Soumission anonyme à MTL Contre-info
Extraits choisis d’un zine à paraître le 8 novembre 2025 au Centre social l’Achoppe de 19h à 23h
Ce zine rassemble des fragments d’histoires, des souvenirs épars, des réflexions, des anecdotes, des traces ; des bouts de mémoire intime et collective autour d’un lieu bien réel et singulier.
Installée dans Hochelag, l’espace qu’on appelle aujourd’hui l’Achoppe est né d’une suite de rencontres, de rêves d’autonomie, de nécessités, de conflits, de fêtes, de rénos improvisées, de fatigue partagée, de luttes portées. Autrefois nommé le Rhizome, il a traversé les années comme un lieu mouvant : appartement collectif, espace d’organisation politique, salle de show, atelier de pantenteux.ses, brasserie artisanale, point de chute temporaire ou port d’attache durable.

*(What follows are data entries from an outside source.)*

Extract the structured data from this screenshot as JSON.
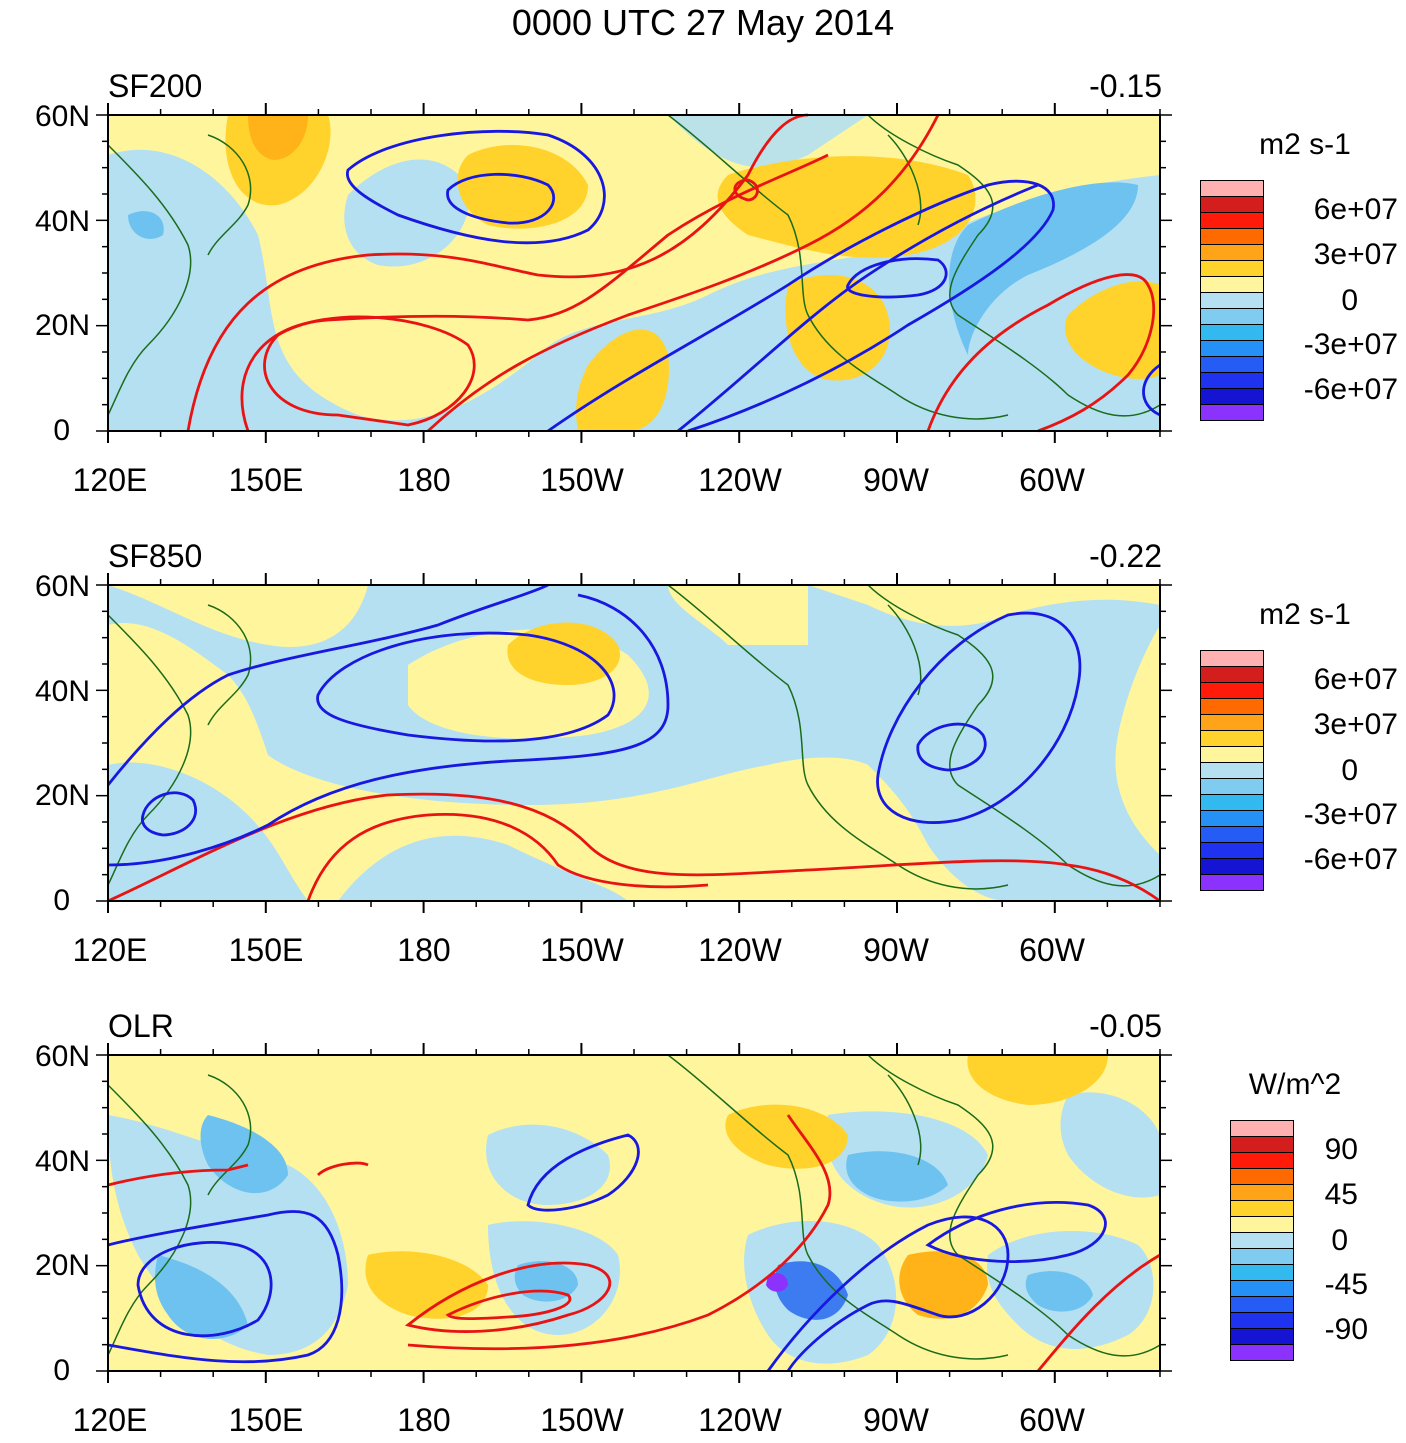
{
  "title": "0000 UTC 27 May 2014",
  "lat_labels": [
    "60N",
    "40N",
    "20N",
    "0"
  ],
  "lon_labels": [
    "120E",
    "150E",
    "180",
    "150W",
    "120W",
    "90W",
    "60W"
  ],
  "colors": {
    "land_outline": "#1a6b1a",
    "positive_contour": "#e81414",
    "negative_contour": "#1818e0",
    "fill_pos_1": "#fff59c",
    "fill_pos_2": "#ffd22c",
    "fill_pos_3": "#ffb319",
    "fill_neg_1": "#b4e0f2",
    "fill_neg_2": "#6ec2f0",
    "fill_neg_3": "#3c7cf0"
  },
  "panels": [
    {
      "label": "SF200",
      "correlation": "-0.15",
      "colorbar": {
        "units": "m2 s-1",
        "tick_labels": [
          "6e+07",
          "3e+07",
          "0",
          "-3e+07",
          "-6e+07"
        ],
        "swatches": [
          "#ffb0b0",
          "#d41e1e",
          "#ff1a0a",
          "#ff6a00",
          "#ffa319",
          "#ffd22c",
          "#fff59c",
          "#b4e0f2",
          "#80ccf0",
          "#32baf0",
          "#2590f5",
          "#255cf5",
          "#1e32f0",
          "#1414d2",
          "#8c32ff"
        ]
      }
    },
    {
      "label": "SF850",
      "correlation": "-0.22",
      "colorbar": {
        "units": "m2 s-1",
        "tick_labels": [
          "6e+07",
          "3e+07",
          "0",
          "-3e+07",
          "-6e+07"
        ],
        "swatches": [
          "#ffb0b0",
          "#d41e1e",
          "#ff1a0a",
          "#ff6a00",
          "#ffa319",
          "#ffd22c",
          "#fff59c",
          "#b4e0f2",
          "#80ccf0",
          "#32baf0",
          "#2590f5",
          "#255cf5",
          "#1e32f0",
          "#1414d2",
          "#8c32ff"
        ]
      }
    },
    {
      "label": "OLR",
      "correlation": "-0.05",
      "colorbar": {
        "units": "W/m^2",
        "tick_labels": [
          "90",
          "45",
          "0",
          "-45",
          "-90"
        ],
        "swatches": [
          "#ffb0b0",
          "#d41e1e",
          "#ff1a0a",
          "#ff6a00",
          "#ffa319",
          "#ffd22c",
          "#fff59c",
          "#b4e0f2",
          "#80ccf0",
          "#32baf0",
          "#2590f5",
          "#255cf5",
          "#1e32f0",
          "#1414d2",
          "#8c32ff"
        ]
      }
    }
  ]
}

Les voix présentées ici sont multiples. Ce sont celles de personnes qui ont vécu ce lieu, ce projet à différentes époques, sous différentes formes, parfois intensément, parfois en passant. On y lit les tensions, les deuils, les joies, la fatigue, mais surtout l’attachement. L’ensemble dessine un portrait en rhizome, éclaté et vivant.
Cet assemblage ne prétend pas tout dire. Il est un instantané subjectif, partial, joyeusement inexact. Il ne souhaite pas en documenter l’histoire comme une archive figée, mais comme une mémoire en mouvement — une mémoire vivante, politique, affective et située.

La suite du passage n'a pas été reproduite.